Apa yang Monsignur lakukan pertama kali setelah mendapat kabar pengangkatan tersebut?
Saya menunggu pengumuman. Sesudah ada pengumuman, tentu saya koordinasi dengan Mgr. John Liku’ mengenai langkah-langkah selanjutnya. Persiapan tahbisan, teknis tahbisan: kapan dan di mana. Pembentukan panitia.
Saya sendiri sudah mulai mempersiapkan diri terkait dengan pembatinan tahbisan, juga semboyan dan logo. Jadi itu semua yang saya buat dalam perjalanan waktu. Sekarang saya berada dalam masa menjelang tahbisan. Berkoordinasi dengan Mgr. John.
Bagaimana soal pembagian tugas dengan Mgr. John?
Panduan kita terkait job uskup koajutor ada dalam Kanon 403 dan seterusnya. Di sana dijelaskan mengenai uskup koajutor dan seterusnya. Latar belakangnya bisa dibaca dalam Dokumen Konsili Vatikan II, Christus Dominus.
Tetapi intinya begini, kita lihat situasi yang konkret, kesehatan matan mata Mgr. John terganggu. Jadi kalau melihat ke bawah itu gelap, melihat ke depan oke, tapi kiri dan kanan tidak bisa. Sehingga memang selama dia kesulitan dalam hal mata ini, terbatas sekali pelayanan yang bisa dibuat. Sehingga saya membayangkan ke depan mungkin kunjungan-kunjungan ke pedalaman akan menjadi job saya di tiga provinsi: Sulawesi Selatan, Sulawesi Tenggara, Sulawesi Barat, terdiri dari 49 paroki dan 5 kuasi paroki. Yang pasti bahwa pimpinan keuskupan masih Mgr. John. Saya sebagai uskup koajutor, bersama dengan Kuria dan vikep dan para pastor, membantu uskup.
KAMS cukup luas. Ada lima kevikepan. Bagaimana Monsignur menyikapinya?
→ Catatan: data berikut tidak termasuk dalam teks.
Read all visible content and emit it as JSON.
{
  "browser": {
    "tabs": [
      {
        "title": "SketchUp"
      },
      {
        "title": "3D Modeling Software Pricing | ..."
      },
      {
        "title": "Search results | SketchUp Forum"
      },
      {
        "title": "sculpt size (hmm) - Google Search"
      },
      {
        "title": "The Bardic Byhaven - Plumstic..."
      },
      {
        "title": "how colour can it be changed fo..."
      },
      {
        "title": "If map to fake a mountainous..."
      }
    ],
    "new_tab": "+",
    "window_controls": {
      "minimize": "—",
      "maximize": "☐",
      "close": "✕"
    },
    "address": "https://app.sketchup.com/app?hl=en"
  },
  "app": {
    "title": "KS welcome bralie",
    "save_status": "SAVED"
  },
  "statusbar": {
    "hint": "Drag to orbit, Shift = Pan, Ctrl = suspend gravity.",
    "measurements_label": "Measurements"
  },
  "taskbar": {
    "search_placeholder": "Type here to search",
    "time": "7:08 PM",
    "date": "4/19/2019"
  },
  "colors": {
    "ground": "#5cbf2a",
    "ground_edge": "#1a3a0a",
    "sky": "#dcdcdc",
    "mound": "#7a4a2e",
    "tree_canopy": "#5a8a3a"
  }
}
Puji Tuhan, sejak 2012 kami mengadakan Sinode Diosesan. Dalam Sinode kami sepakati mengenai visi-misi Keuskupan, strateginya. Ada delapan bidang prioritas, yakni reevangelisasi, keluarga, pendidikan, kesehatan, sosial-budaya, sosial-ekonomi, sosial politik, dan tata kelola harta benda gerejani. Siapa yang mengawal, mendorong ini? Ada badan di tingkat keuskupan yang disebut Dewan Karya Pastoral (DKP), di tingkat kevikepan Tim Karya Pastoral Kevikepan (TKPK), di tingkat paroki Dewan Pastoral Paroki. Jadi dalam sekian tahun ke depan, paling tidak sampai 2025, fokus kami ke sana. Kemudian sampai 2025, kami mengadakan evaluasi secara komprehensif.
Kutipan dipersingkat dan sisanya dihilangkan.